Stop Scapegoating And Start Supporting One Another.
One of my close Muslim friends is a woman named Salam. Yes. That’s her real name. ‘Peace’ by name. ‘Peace’ by nature. She is an embodiment of all that is best about the Islam I have encountered in her circle of friends – vital, vibrant and alive; soulful, wise and strong; gentle, gracious and engaged.
Salam usually wears a brilliant smile wrapped in a brightly coloured scarf, but when I met her yesterday there was no smile, only a tear running down her cheek. One member of her community in a hijab (or scarf) had been attacked in the street; another member of her community in a niqab (or veil) had been stalked and then assaulted in her own home; and Salam herself had been abused by a complete stranger, who threatened to do her serious harm.
The scapegoating of our Muslim neighbours has begun, again, in earnest.
Scapegoating is the singling out of a person – a ‘fall guy’, a ‘whipping boy’ or ‘vulnerable girls’, like Salam and her friends – for unmerited punishment.
Scapegoating is an ancient tradition of projecting blame onto an ‘Other’, that was first enacted on the Day of Atonement when a high priest laid the sins of the people on the head of goat – literally a ‘scape-goat’ – before it escaped, and fled for its life into the wilderness.
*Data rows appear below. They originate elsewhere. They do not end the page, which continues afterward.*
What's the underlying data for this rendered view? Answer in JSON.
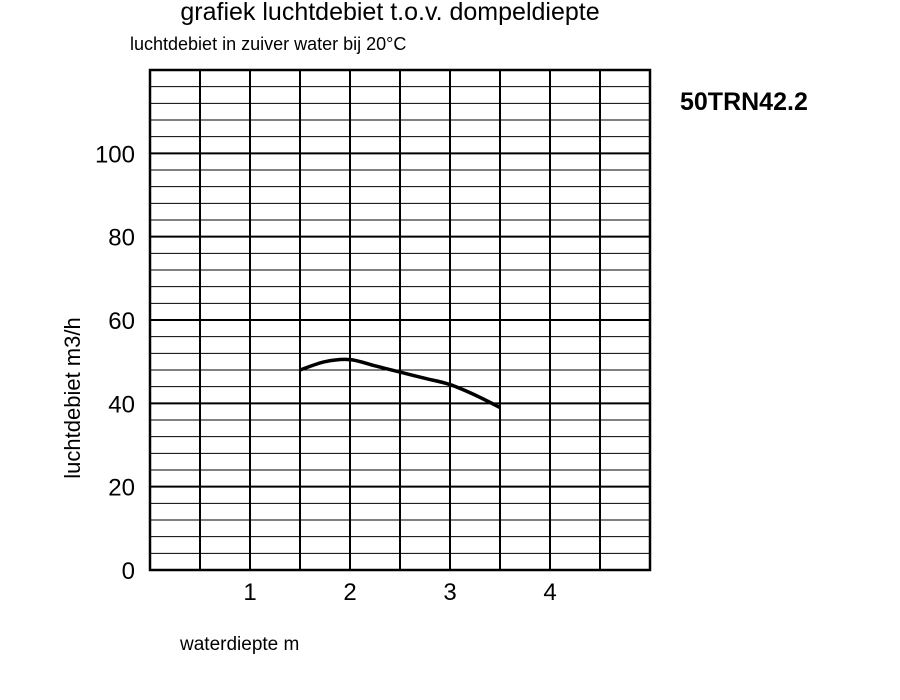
{
  "chart_data": {
    "type": "line",
    "title": "grafiek luchtdebiet t.o.v. dompeldiepte",
    "subtitle": "luchtdebiet in zuiver water bij 20°C",
    "model_label": "50TRN42.2",
    "xlabel": "waterdiepte m",
    "ylabel": "luchtdebiet m3/h",
    "xlim": [
      0,
      5
    ],
    "ylim": [
      0,
      120
    ],
    "x_major_step": 0.5,
    "y_major_step": 20,
    "y_minor_step": 4,
    "grid": true,
    "legend": "none",
    "x_tick_labels": [
      {
        "value": 1,
        "label": "1"
      },
      {
        "value": 2,
        "label": "2"
      },
      {
        "value": 3,
        "label": "3"
      },
      {
        "value": 4,
        "label": "4"
      }
    ],
    "y_tick_labels": [
      {
        "value": 0,
        "label": "0"
      },
      {
        "value": 20,
        "label": "20"
      },
      {
        "value": 40,
        "label": "40"
      },
      {
        "value": 60,
        "label": "60"
      },
      {
        "value": 80,
        "label": "80"
      },
      {
        "value": 100,
        "label": "100"
      }
    ],
    "series": [
      {
        "line_color": "#000000",
        "x": [
          1.5,
          1.75,
          2.0,
          2.25,
          2.5,
          2.75,
          3.0,
          3.25,
          3.5
        ],
        "y": [
          48,
          50,
          50.5,
          49,
          47.5,
          46,
          44.5,
          42,
          39
        ]
      }
    ]
  }
}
And the practice is still with us today.
These days scapegoating is a strategy many peoples use to avoid accepting responsibility for our problems, to rationalise projecting the responsibility onto an ‘Other’, and to justify venting our frustration and aggression upon them.
Many so-called ‘Muslims’ in the so-called ‘Islamic State’ are scapegoating Christians, Yazidis and ‘other’ Muslims, who aren’t supporters of IS. And many of us in our country are scapegoating ‘other’ Muslims, whom we judge ‘guilty’ by association and punish as ‘extremists’ in retaliation, simply because they are Muslims and wear ‘hijab’ and ‘niqab’.
If we continue to practice scapegoating we will become what we despise. We will develop our own kind of home-grown gum-leaf jingoistic ocker extremism. Maybe we won’t cut off anyone’s head, but we’ll graffiti their Mosques, mock their customs, demand they eat ‘halal’ bacon to prove they are Aussies and, as Jacqui Lambie says, run anyone who practices ‘sharia’ out of the country.
It is not religion, but scapegoating for or against religion, that is the problem. Thus scapegoating ‘others’ in the name of our current philosophy of Aussie identity, national sovereignty and border security will not solve the problem. Mark my words: it will only make matters worse, far worse than they are.
We can only solve the problem of scapegoating, by refusing to scapegoat anyone, anywhere, anytime – even if they scapegoat us – especially if they scapegoat us. For the resolution to this problem will never be possible as long as ‘we treat them the way they treat us’, tit for tat; it will only be possible if we ‘turn the other cheek’ and ‘treat others the way we would like to be treated’.
What does this mean for the way we need to treat our Muslim neighbours? Simply this: we need to treat our Muslim neighbours the way we would like them to treat us. We would like to feel safe, so lets make them feel safe in our communities. We would like to feel accepted, so lets make them feel accepted as members of our communities. We would like to feel respected for both our similarities with others and our differences from others, so lets make an effort to extend respect to them as people, like us, with a deep desire to love and be loved, and at the same time lets make an effort to extend respect to them as people, like us, who are not all alike, but who may have a different language, culture, tradition and religion. We would like to feel special, not expendable, so to the best of our ability let us make an effort to extend hospitality to our Muslim neighbours that will make them feel welcome, wanted, valued and loved.
And it is my experience, that if we treat our Muslim neighbours the way we would like to be treated, many of them will be happy to reciprocate. My Australian Muslim friends continue to be the source of great joy in my life.